Intermolecular disulfide bond influences unphosphorylated STAT3 dimerization and function.
Butturini, Elena; Gotte, Giovanni; Dell'Orco, Daniele; Chiavegato, Giulia; Marino, Valerio; Canetti, Diana; Cozzolino, Flora; Monti, Maria; Pucci, Piero; Mariotto, Sofia
2016-10-01
Signal transducer and activator of transcription 3 (STAT3) is a transcription factor activated by the phosphorylation of tyrosine 705 in response to many cytokines and growth factors. Recently, the roles for unphosphorylated STAT3 (U-STAT3) have been described in response to cytokine stimulation, in cancers, and in the maintenance of heterochromatin stability.
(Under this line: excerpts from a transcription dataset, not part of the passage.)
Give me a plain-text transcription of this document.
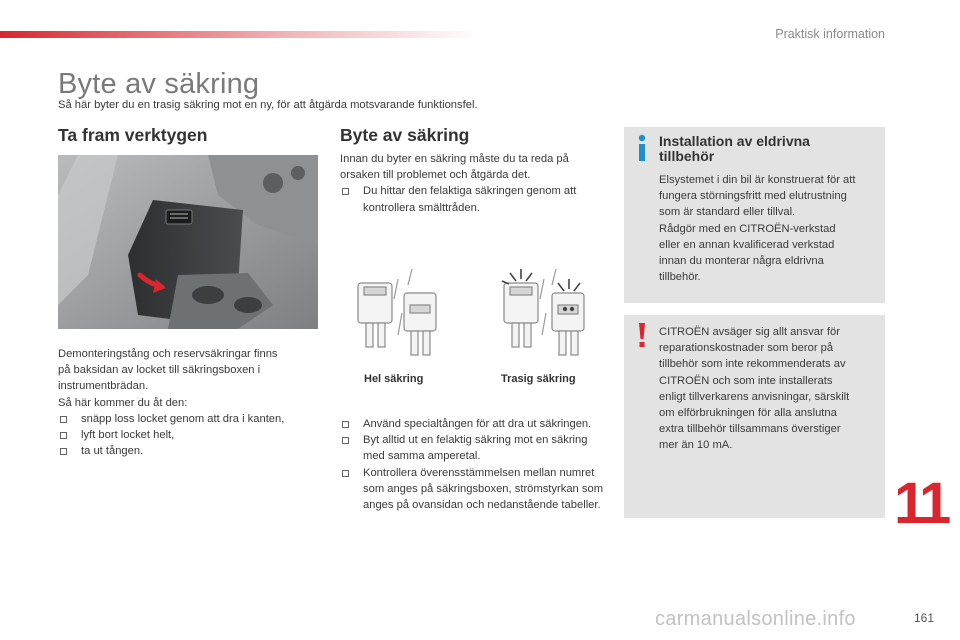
Praktisk information
Byte av säkring
Så här byter du en trasig säkring mot en ny, för att åtgärda motsvarande funktionsfel.
Ta fram verktygen

Demonteringstång och reservsäkringar finns

på baksidan av locket till säkringsboxen i

instrumentbrädan.

Så här kommer du åt den:

snäpp loss locket genom att dra i kanten,
lyft bort locket helt,
ta ut tången.
Byte av säkring

Innan du byter en säkring måste du ta reda på

orsaken till problemet och åtgärda det.

Du hittar den felaktiga säkringen genom att kontrollera smälttråden.
Hel säkring	Trasig säkring
Använd specialtången för att dra ut säkringen.
Byt alltid ut en felaktig säkring mot en säkring med samma amperetal.
Kontrollera överensstämmelsen mellan numret som anges på säkringsboxen, strömstyrkan som anges på ovansidan och nedanstående tabeller.
Installation av eldrivna tillbehör
Elsystemet i din bil är konstruerat för att
fungera störningsfritt med elutrustning
som är standard eller tillval.
Rådgör med en CITROËN-verkstad
eller en annan kvalificerad verkstad
innan du monterar några eldrivna
tillbehör.
CITROËN avsäger sig allt ansvar för
reparationskostnader som beror på
tillbehör som inte rekommenderats av
CITROËN och som inte installerats
enligt tillverkarens anvisningar, särskilt
om elförbrukningen för alla anslutna
extra tillbehör tillsammans överstiger
mer än 10 mA.
11
161
carmanualsonline.info
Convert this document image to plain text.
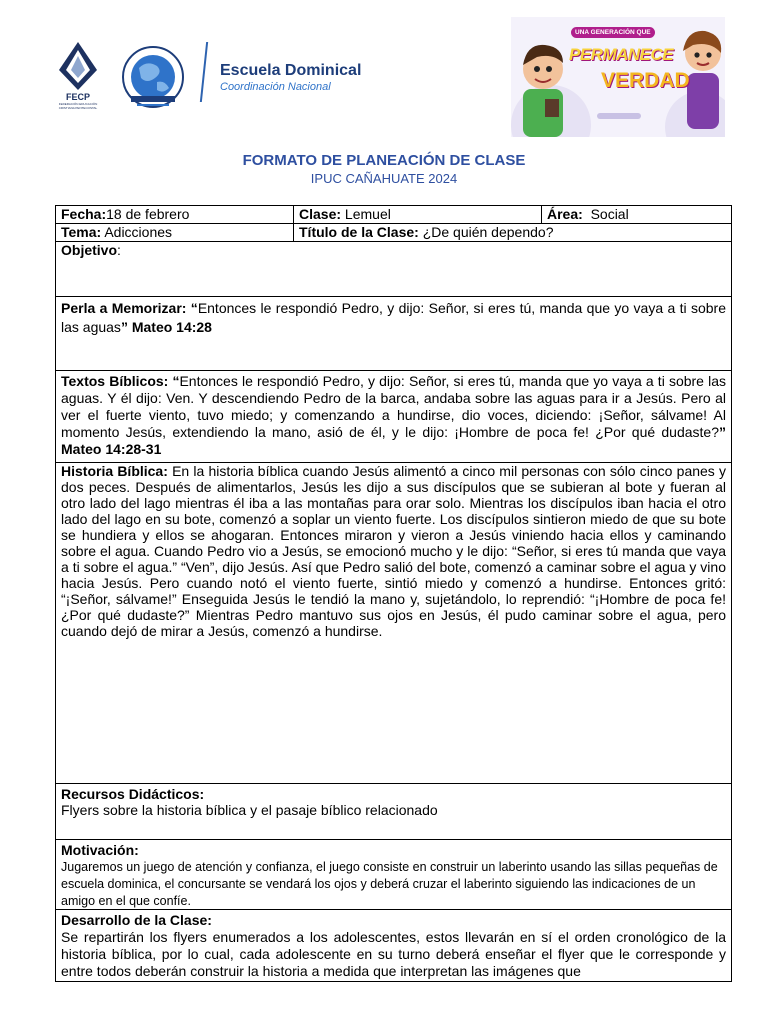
FECP
FEDERACIÓN EDUCACIÓN CRISTIANA PENTECOSTAL
Escuela Dominical
Coordinación Nacional
UNA GENERACIÓN QUE
PERMANECE
VERDAD
FORMATO DE PLANEACIÓN DE CLASE
IPUC CAÑAHUATE 2024
Fecha:18 de febrero	Clase: Lemuel	Área:  Social
Tema: Adicciones	Título de la Clase: ¿De quién dependo?	
Objetivo:		
Perla a Memorizar: “Entonces le respondió Pedro, y dijo: Señor, si eres tú, manda que yo vaya a ti sobre las aguas” Mateo 14:28		
Textos Bíblicos: “Entonces le respondió Pedro, y dijo: Señor, si eres tú, manda que yo vaya a ti sobre las aguas. Y él dijo: Ven. Y descendiendo Pedro de la barca, andaba sobre las aguas para ir a Jesús. Pero al ver el fuerte viento, tuvo miedo; y comenzando a hundirse, dio voces, diciendo: ¡Señor, sálvame! Al momento Jesús, extendiendo la mano, asió de él, y le dijo: ¡Hombre de poca fe! ¿Por qué dudaste?” Mateo 14:28-31		
Historia Bíblica: En la historia bíblica cuando Jesús alimentó a cinco mil personas con sólo cinco panes y dos peces. Después de alimentarlos, Jesús les dijo a sus discípulos que se subieran al bote y fueran al otro lado del lago mientras él iba a las montañas para orar solo. Mientras los discípulos iban hacia el otro lado del lago en su bote, comenzó a soplar un viento fuerte. Los discípulos sintieron miedo de que su bote se hundiera y ellos se ahogaran. Entonces miraron y vieron a Jesús viniendo hacia ellos y caminando sobre el agua. Cuando Pedro vio a Jesús, se emocionó mucho y le dijo: “Señor, si eres tú manda que vaya a ti sobre el agua.” “Ven”, dijo Jesús. Así que Pedro salió del bote, comenzó a caminar sobre el agua y vino hacia Jesús. Pero cuando notó el viento fuerte, sintió miedo y comenzó a hundirse. Entonces gritó: “¡Señor, sálvame!” Enseguida Jesús le tendió la mano y, sujetándolo, lo reprendió: “¡Hombre de poca fe! ¿Por qué dudaste?” Mientras Pedro mantuvo sus ojos en Jesús, él pudo caminar sobre el agua, pero cuando dejó de mirar a Jesús, comenzó a hundirse.		
Recursos Didácticos:
Flyers sobre la historia bíblica y el pasaje bíblico relacionado		
Motivación:
Jugaremos un juego de atención y confianza, el juego consiste en construir un laberinto usando las sillas pequeñas de escuela dominica, el concursante se vendará los ojos y deberá cruzar el laberinto siguiendo las indicaciones de un amigo en el que confíe.		
Desarrollo de la Clase:
Se repartirán los flyers enumerados a los adolescentes, estos llevarán en sí el orden cronológico de la historia bíblica, por lo cual, cada adolescente en su turno deberá enseñar el flyer que le corresponde y entre todos deberán construir la historia a medida que interpretan las imágenes que		
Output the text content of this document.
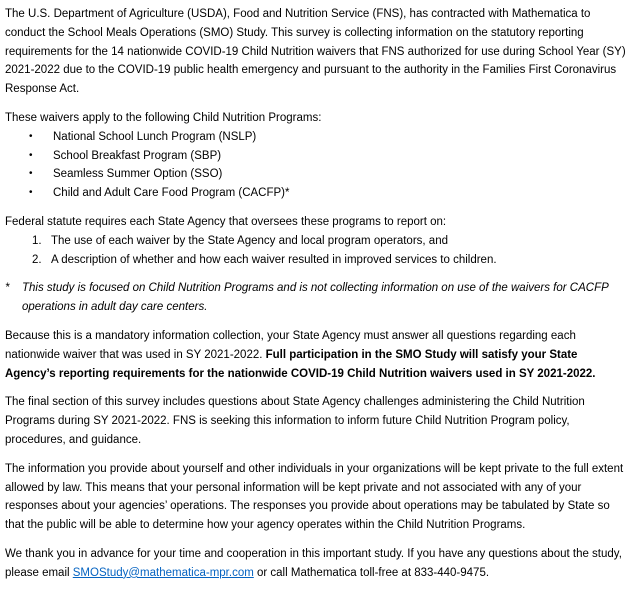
The U.S. Department of Agriculture (USDA), Food and Nutrition Service (FNS), has contracted with Mathematica to conduct the School Meals Operations (SMO) Study. This survey is collecting information on the statutory reporting requirements for the 14 nationwide COVID-19 Child Nutrition waivers that FNS authorized for use during School Year (SY) 2021-2022 due to the COVID-19 public health emergency and pursuant to the authority in the Families First Coronavirus Response Act.

These waivers apply to the following Child Nutrition Programs:

•	National School Lunch Program (NSLP)
•	School Breakfast Program (SBP)
•	Seamless Summer Option (SSO)
•	Child and Adult Care Food Program (CACFP)*

Federal statute requires each State Agency that oversees these programs to report on:

1. The use of each waiver by the State Agency and local program operators, and
2. A description of whether and how each waiver resulted in improved services to children.

* This study is focused on Child Nutrition Programs and is not collecting information on use of the waivers for CACFP operations in adult day care centers.

Because this is a mandatory information collection, your State Agency must answer all questions regarding each nationwide waiver that was used in SY 2021-2022. Full participation in the SMO Study will satisfy your State Agency’s reporting requirements for the nationwide COVID-19 Child Nutrition waivers used in SY 2021-2022.

The final section of this survey includes questions about State Agency challenges administering the Child Nutrition Programs during SY 2021-2022. FNS is seeking this information to inform future Child Nutrition Program policy, procedures, and guidance.

The information you provide about yourself and other individuals in your organizations will be kept private to the full extent allowed by law. This means that your personal information will be kept private and not associated with any of your responses about your agencies’ operations. The responses you provide about operations may be tabulated by State so that the public will be able to determine how your agency operates within the Child Nutrition Programs.

We thank you in advance for your time and cooperation in this important study. If you have any questions about the study, please email SMOStudy@mathematica-mpr.com or call Mathematica toll-free at 833-440-9475.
It has been reported that U-STAT3 dimerizes, shuttles between the cytoplasm and nucleus, and binds to DNA, thereby driving genes transcription. Although many reports describe the active role of U-STAT3 in oncogenesis in addition to phosphorylated STAT3, the U-STAT3 functional pathway remains elusive.In this report, we describe the molecular mechanism of U-STAT3 dimerization, and we identify the presence of two intermolecular disulfide bridges between Cys367 and Cys542 and Cys418 and Cys426, respectively. Recently, we reported that the same cysteines contribute to the redox regulation of STAT3 signaling pathway both in vitro and in vivo The presence of these disulfides is here demonstrated to largely contribute to the structure and the stability of U-STAT3 dimer as the dimeric form rapidly dissociates upon reduction in the S-S bonds. In particular, the Cys367-Cys542 disulfide bridge is shown to be critical for U-STAT3 DNA-binding activity. Mutation of the two Cys residues completely abolishes the DNA-binding capability of U-STAT3. Spectroscopic investigations confirm that the noncovalent interactions are sufficient for proper folding and dimer formation, but that the interchain disulfide bonds are crucial to preserve the functional dimer. Finally, we propose a reaction scheme of U-STAT3 dimerization with a first common step followed by stabilization through the formation of interchain disulfide bonds. © 2016 The Author(s); published by Portland Press Limited on behalf of the Biochemical Society.